When an American Pirate Threatens Your Coast, Build a Fort!
Tiny Fishguard Fort in Wales played an outsize role in U.K. history
by MATTHEW MOSS
I recently had the opportunity to visit the ruins of Fishguard Fort in Pembrokeshire, Wales. Built between late 1779 and 1781, the fort is now a ruin.
But that wasn’t always the case. Two centuries ago, the tiny fort played an active role in the last invasion of the United Kingdom.
During the American War of Independence in early 1779, the crew of an American-sponsored privateer — whose captain some sources suggest was Luke Ryan, but others say was the more famous John Paul Jones — demanded a ransom of £1,000 for the town’s safety and the return of a local merchant ship the piratical crew had seized.
The town rejected the demand and the privateer began to bombard the houses surrounding Lower Fishguard’s harbor. A local smuggler brought his small vessel into range and opened fire on the privateer, driving it off.
While the town suffered only superficial damage to some homes and to St. Mary’s Church, the town council resolved to build a fort to protect Fishguard from further raids.
Sir Hugh Owen, Pembrokeshire’s lord lieutenant, financed the construction of the fort and purchased a piece of land owned by Gwynne Vaughan on the northern headland. The small fort was built above a rocky crag. Its simple, fan-shaped layout is still visible today.

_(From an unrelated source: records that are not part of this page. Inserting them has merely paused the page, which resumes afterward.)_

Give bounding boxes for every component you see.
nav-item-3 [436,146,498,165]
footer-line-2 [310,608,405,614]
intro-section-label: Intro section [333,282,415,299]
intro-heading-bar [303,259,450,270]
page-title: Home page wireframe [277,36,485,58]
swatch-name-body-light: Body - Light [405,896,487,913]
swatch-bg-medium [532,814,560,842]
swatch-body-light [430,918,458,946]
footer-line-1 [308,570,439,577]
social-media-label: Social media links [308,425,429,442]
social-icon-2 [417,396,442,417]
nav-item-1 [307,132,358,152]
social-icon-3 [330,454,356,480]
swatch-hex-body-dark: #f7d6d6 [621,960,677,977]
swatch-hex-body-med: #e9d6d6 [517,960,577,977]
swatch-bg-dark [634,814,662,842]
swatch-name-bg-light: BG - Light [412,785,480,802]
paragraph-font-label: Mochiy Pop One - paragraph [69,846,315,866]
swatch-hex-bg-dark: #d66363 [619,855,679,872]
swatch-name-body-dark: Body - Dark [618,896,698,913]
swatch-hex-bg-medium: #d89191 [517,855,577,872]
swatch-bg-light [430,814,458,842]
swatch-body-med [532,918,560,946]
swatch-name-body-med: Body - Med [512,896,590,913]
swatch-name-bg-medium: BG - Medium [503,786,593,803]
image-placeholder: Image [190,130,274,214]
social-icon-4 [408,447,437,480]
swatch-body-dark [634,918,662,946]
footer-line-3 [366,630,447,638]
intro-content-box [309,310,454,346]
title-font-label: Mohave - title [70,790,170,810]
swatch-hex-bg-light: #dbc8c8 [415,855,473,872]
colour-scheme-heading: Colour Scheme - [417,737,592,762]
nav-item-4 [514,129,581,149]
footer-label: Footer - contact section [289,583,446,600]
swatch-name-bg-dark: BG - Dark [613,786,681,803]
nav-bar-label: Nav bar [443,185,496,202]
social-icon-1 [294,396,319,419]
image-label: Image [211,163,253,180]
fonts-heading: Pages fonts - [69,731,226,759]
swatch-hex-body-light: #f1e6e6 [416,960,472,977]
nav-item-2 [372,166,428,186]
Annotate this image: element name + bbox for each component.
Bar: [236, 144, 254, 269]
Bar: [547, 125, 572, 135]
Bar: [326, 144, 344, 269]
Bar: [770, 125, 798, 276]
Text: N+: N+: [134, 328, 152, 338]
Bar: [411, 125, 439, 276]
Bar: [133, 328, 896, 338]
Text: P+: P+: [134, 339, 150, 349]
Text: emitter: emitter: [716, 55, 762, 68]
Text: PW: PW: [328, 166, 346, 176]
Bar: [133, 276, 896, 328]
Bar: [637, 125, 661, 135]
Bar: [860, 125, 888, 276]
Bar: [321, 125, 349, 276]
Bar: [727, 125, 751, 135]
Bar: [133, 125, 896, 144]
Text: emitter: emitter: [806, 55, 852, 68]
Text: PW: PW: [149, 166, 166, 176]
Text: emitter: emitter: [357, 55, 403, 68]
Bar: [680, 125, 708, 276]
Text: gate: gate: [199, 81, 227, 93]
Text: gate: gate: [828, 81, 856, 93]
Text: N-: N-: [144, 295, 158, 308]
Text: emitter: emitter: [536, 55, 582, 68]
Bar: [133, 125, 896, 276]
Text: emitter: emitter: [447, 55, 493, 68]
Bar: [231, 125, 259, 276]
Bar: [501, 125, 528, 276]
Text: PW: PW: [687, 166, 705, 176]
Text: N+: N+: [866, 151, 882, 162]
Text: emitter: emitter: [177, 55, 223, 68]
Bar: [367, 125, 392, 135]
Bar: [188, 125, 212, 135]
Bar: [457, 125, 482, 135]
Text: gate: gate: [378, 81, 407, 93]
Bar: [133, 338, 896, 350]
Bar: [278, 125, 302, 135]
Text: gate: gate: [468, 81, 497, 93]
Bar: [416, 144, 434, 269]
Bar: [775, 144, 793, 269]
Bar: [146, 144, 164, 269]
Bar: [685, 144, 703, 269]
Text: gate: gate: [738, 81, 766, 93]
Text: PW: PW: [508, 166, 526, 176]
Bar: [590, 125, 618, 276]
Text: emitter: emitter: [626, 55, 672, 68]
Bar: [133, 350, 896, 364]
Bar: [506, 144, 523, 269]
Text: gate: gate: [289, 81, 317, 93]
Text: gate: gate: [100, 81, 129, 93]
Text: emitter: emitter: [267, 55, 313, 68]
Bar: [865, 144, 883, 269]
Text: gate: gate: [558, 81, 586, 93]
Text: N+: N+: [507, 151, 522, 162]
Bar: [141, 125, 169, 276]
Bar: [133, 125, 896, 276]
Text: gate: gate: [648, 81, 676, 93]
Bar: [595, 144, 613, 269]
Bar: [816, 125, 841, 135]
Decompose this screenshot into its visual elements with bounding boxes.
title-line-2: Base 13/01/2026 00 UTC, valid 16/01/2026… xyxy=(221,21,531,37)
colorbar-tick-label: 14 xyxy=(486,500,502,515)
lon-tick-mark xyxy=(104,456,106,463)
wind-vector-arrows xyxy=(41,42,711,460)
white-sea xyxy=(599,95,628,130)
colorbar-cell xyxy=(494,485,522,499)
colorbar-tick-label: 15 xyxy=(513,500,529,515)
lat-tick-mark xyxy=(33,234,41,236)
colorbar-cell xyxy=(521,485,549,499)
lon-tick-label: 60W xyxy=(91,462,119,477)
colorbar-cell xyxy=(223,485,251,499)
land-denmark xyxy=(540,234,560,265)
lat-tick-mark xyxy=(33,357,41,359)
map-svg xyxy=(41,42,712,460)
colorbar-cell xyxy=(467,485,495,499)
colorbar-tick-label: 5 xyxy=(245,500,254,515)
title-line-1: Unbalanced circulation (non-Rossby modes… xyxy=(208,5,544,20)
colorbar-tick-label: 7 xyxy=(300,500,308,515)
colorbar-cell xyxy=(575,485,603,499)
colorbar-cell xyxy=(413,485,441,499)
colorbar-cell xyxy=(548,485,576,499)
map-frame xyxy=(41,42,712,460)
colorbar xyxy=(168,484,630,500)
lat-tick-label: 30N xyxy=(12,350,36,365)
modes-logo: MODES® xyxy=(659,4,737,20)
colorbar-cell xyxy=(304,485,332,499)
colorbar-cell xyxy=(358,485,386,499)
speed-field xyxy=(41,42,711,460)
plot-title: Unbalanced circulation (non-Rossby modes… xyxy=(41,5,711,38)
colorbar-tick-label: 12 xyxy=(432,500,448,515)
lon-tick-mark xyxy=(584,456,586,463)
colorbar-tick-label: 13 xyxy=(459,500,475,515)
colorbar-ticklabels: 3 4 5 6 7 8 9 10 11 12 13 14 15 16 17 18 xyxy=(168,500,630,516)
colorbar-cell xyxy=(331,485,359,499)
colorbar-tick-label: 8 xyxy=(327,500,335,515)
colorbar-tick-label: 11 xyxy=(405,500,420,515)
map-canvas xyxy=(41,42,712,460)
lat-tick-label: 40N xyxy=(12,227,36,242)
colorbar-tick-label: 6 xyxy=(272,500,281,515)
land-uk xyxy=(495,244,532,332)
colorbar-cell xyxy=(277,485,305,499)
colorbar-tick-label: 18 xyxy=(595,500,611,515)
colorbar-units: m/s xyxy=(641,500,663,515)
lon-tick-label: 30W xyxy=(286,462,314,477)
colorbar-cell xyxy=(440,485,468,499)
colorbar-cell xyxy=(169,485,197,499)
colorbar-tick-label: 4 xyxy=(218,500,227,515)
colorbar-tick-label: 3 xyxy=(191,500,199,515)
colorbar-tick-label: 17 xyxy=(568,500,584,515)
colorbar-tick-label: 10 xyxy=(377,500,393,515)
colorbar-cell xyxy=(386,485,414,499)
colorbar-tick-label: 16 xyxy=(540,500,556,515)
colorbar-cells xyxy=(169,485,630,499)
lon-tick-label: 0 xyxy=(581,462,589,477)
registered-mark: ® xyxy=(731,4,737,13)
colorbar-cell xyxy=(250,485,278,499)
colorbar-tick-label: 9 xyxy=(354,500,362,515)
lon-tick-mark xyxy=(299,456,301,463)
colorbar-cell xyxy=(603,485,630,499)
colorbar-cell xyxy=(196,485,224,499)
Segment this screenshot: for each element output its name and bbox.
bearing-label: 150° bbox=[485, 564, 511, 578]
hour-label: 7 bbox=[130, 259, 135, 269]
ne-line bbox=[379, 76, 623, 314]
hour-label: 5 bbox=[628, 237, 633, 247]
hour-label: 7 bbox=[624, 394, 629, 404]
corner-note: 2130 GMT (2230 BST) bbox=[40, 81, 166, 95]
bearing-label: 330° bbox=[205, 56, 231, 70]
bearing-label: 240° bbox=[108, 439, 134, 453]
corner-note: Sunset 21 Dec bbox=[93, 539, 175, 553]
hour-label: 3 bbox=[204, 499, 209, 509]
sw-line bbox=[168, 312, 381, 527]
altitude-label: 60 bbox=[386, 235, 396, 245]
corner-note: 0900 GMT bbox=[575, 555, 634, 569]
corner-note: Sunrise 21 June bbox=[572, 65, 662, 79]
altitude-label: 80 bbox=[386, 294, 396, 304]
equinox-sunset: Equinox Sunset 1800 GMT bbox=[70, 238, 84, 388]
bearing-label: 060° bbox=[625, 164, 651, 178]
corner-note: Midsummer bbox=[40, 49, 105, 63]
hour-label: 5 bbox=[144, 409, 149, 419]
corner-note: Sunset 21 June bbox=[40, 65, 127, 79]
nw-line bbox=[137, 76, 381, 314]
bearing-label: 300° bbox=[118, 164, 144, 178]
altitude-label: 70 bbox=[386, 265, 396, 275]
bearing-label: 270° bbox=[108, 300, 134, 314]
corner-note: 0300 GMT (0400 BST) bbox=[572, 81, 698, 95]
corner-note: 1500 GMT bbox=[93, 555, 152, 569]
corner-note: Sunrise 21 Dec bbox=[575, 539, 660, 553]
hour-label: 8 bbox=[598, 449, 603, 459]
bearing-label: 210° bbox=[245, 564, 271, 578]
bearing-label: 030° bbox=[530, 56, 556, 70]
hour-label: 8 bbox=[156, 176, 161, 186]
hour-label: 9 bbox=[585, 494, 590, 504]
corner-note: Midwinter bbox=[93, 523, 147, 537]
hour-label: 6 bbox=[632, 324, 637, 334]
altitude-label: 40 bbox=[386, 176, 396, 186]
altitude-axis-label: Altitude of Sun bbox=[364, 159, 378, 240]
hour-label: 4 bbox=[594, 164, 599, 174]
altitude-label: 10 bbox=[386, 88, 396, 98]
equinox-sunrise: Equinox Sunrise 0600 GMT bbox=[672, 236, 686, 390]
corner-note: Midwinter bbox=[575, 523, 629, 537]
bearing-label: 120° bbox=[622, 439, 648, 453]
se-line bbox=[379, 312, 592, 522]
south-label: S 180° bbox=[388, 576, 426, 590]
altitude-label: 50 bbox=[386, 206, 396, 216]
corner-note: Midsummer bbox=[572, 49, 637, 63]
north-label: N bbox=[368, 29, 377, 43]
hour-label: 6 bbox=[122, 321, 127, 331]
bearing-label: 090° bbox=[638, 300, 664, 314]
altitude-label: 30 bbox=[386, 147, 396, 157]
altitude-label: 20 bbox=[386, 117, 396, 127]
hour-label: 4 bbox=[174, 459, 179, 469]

Fishguard Fort boasted eight nine-pounder cannons manned by three invalid gunners from Woolwich plus a few members of the local militia. The gunners reached the fort via a steel sloping path that narrowed at the neck of the headland. The fort’s entrance — a heavy, iron-reinforced wooden door — survives today.
The perimeter wall surrounding the fort was made from local stone and was approximately 10 feet high and 1.5 feet thick. Today much of the fort is overgrown and it’s unclear what sort of temporary defenses — ditches and palisades, for example — were in place when the fort was in use.
The footprints of the gun embrasures are still visible, as is a single surviving loophole overlooking the bay. Just below the level of the barbette — the gun platform — is a stone garrison room that also functioned as a storehouse and powder magazine.
Despite the fort’s impressive array of guns, it was unable to protect the entirety of Fishguard Bay. Much of Upper Fishguard and Goodwick Bay lay out of range.
Unlike many British coastal forts of the period, Fishguard Fort briefly saw action during the French Revolutionary Wars. On Feb. 22, 1797, a French lugger — the 14-gun Vautour — entered the bay on a mission to scout the harbor. A small French squadron was in the area, looking for a landing place for a force of 1,400 troops.
The men at the fort had been warned of suspicious ships in the area, and when Vautour entered the harbor at 2:00 in the afternoon, the fort — manned by an ensign, three gunners and a small force of local Fishguard Fencibles — fired a shot, forcing the lugger to beat a hasty retreat.
The invasion force eventually landed at Carregwastad Point, several miles up the coast. The landing launched the last invasion of Britain. The fort briefly became the focal point of British operations. Seventy of the Fishguard Fencibles mustered there on the night of the invasion.
Believing the French landing force to be much larger than it actually was, the Fencibles decided to spike the guns, destroy the powder and abandon the fort. The guns, however, were not spiked — although the gunners did hurriedly remove the ammunition in carts.
The Fencibles retreated north toward Newport, leaving Fishguard undefended and at the mercy of the French. The French invasion, however, failed. After just two days, the invaders surrendered.
With the end of the Napoleonic Wars in 1815, Fishguard Fort fell out of use and slowly became a ruin. Locals no doubt salvaged and repurposed parts of the fort’s masonry.
Today the Pembrokeshire Coast National Park Authority owns the fort. It’s accessible via the Pembrokeshire Coastal Path and by a path that runs down from the main road leading into Lower Fishguard. Today the fort boasts four cannon that give an impression of the fort’s former appearance.